Può raccontare due o tre cose del tuo viaggio che ti hanno colpito di più?
«Episodi e soprattutto immagini ne avrei tante. Mi è rimasto impresso il ricordo dei lavoratori di Dalmine che regolano il processo dei laminatoi e seguono le fasi con la tipica cadenza dell’idioma bergamasco. Anche quelli di colore, perfettamente assimilati nella logica lavorativa».
Dopo Mirafiori, vede nuovi simboli del manifatturiero italiano?
“Non c’è più un simbolo dell’industrialismo capace di imporsi all’attenzione con la forza di Mirafiori. Che era poi la forza dei numeri: era una fabbrica grande come una città di provincia, con oltre 50 mila persone che stavano entro i suoi confini. Oggi alcuni vorrebbero elevare a simbolo della nuova produzione la stampante tridimensionale. Io ci andrei più cauto, non vorrei ridurre tutto alla tecnologia, pur determinante».
Consiglierebbe ad un giovane di entrare in fabbrica?

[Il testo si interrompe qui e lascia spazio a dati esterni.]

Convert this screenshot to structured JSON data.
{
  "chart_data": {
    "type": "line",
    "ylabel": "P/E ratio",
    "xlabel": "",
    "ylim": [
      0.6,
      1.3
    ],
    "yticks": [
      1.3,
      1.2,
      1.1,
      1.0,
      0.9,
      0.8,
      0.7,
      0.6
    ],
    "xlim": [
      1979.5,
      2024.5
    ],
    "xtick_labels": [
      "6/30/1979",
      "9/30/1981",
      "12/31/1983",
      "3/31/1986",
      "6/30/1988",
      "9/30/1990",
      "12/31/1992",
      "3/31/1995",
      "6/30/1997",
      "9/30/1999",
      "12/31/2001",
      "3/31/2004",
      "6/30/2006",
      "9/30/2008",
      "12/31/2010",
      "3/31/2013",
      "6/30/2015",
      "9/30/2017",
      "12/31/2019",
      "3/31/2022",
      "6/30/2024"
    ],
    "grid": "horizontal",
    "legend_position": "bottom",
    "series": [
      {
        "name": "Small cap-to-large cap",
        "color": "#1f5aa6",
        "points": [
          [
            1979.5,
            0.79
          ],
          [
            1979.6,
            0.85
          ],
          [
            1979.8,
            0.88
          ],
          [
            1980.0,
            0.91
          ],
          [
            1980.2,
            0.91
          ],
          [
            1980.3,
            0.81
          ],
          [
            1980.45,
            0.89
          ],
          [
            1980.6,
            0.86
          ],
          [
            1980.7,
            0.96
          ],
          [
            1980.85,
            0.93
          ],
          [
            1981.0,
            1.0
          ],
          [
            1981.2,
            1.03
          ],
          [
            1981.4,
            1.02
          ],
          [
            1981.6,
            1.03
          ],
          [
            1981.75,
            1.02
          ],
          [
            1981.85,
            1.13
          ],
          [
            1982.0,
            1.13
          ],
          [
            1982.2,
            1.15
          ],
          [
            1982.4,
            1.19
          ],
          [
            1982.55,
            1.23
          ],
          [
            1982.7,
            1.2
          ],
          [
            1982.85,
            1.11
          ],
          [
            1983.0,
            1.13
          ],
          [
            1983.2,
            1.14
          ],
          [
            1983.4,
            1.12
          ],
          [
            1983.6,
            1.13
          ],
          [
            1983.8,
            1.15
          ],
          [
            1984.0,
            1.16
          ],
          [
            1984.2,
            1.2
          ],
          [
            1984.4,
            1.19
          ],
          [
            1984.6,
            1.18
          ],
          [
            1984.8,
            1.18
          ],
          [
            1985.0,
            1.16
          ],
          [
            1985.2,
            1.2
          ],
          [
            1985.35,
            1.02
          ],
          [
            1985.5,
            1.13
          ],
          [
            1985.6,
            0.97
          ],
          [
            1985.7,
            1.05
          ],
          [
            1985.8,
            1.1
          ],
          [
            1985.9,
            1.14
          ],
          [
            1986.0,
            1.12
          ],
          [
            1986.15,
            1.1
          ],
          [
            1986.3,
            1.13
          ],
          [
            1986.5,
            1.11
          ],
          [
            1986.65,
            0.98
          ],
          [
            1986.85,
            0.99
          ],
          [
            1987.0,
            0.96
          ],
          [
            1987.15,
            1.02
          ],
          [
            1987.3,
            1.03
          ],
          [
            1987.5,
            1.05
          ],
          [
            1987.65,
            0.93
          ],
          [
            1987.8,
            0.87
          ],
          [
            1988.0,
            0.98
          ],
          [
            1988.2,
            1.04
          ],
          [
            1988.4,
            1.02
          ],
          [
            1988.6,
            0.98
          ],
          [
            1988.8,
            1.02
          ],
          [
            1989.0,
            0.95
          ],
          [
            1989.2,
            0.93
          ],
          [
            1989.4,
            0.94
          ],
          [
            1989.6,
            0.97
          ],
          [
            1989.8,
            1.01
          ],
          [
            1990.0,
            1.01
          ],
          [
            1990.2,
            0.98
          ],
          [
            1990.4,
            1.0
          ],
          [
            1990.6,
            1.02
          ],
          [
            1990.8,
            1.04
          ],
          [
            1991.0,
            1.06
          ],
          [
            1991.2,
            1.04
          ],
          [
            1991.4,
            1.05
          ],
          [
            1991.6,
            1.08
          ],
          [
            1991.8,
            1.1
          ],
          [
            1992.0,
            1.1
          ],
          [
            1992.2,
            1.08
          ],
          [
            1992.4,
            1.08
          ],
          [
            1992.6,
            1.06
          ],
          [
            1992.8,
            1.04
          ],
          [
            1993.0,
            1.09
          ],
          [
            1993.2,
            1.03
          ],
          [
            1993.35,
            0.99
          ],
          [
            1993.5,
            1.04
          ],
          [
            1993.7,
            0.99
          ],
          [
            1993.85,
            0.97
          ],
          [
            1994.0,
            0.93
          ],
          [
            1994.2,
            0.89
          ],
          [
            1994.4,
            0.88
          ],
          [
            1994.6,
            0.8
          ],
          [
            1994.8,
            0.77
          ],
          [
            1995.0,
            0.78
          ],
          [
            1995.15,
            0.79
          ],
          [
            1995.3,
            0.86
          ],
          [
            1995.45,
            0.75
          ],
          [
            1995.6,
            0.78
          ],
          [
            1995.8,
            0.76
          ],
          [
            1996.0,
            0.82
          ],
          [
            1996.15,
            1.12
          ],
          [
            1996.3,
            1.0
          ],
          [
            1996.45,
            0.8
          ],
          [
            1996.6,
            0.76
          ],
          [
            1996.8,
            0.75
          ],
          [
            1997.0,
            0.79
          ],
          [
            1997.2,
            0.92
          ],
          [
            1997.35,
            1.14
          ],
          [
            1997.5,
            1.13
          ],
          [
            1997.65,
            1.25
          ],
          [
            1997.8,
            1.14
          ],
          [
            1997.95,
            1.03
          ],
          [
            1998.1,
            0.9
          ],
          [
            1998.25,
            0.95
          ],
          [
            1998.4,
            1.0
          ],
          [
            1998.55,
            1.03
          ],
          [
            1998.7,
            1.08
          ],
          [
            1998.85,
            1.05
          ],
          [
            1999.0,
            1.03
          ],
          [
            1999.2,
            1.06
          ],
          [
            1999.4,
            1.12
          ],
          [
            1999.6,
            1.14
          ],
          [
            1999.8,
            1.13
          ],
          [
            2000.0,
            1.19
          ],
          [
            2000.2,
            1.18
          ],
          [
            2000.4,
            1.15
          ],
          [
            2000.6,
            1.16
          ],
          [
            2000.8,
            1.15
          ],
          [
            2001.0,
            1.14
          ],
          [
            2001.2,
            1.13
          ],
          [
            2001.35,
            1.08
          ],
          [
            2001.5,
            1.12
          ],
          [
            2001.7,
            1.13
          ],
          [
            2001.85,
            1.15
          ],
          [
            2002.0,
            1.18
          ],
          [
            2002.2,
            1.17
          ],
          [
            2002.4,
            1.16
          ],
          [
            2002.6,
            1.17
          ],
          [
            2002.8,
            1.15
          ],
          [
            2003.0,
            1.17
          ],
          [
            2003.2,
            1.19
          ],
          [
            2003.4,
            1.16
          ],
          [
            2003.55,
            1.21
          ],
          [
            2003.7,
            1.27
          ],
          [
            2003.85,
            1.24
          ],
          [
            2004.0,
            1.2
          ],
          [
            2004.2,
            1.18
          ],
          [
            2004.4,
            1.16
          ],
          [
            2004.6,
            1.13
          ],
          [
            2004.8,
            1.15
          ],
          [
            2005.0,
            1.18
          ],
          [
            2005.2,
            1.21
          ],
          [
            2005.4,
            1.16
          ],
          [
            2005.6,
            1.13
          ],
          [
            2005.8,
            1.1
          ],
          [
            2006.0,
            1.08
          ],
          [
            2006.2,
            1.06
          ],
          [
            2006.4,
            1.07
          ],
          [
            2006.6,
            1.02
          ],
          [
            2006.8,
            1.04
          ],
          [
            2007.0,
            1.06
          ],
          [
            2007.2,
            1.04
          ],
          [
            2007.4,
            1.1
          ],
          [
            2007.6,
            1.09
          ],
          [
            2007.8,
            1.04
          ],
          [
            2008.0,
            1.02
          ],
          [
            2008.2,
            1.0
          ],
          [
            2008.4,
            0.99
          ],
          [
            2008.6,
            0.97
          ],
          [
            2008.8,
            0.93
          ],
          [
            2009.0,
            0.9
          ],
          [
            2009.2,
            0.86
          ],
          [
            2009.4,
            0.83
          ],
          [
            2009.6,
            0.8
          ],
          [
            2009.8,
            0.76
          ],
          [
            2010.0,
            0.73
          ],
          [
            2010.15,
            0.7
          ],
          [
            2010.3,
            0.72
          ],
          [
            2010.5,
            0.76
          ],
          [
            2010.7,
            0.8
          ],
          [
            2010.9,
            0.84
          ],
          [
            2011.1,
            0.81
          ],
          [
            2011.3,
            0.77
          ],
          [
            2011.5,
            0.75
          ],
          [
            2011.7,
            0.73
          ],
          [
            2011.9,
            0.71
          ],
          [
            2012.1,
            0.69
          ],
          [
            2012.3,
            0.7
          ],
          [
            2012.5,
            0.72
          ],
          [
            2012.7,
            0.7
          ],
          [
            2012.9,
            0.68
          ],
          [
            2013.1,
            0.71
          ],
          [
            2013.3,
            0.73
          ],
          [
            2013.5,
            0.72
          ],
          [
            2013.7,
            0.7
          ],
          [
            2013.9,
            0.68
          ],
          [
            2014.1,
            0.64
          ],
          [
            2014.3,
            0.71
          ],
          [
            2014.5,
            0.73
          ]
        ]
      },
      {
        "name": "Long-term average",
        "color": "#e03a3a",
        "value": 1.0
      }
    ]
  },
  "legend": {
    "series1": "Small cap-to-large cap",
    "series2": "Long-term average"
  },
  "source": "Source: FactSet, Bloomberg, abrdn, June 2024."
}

«Si può consigliare a un giovane il lavoro di fabbrica? Certo, se è un lavoro di qualità, che richiede impegno ma dà anche appagamento. Ci sono giovani che entrano nell’industria perché, al contrario di un tempo, essa fa viaggiare nel mondo i giovani quadri. Penso a quelli della torinese PrimaIndustrie che vanno in Cina, in Usa, in Finlandia. Che accompagnano le macchine laser che producono presso i clienti e ne assicurano il funzionamento. Su questa industria si può e si deve scommettere».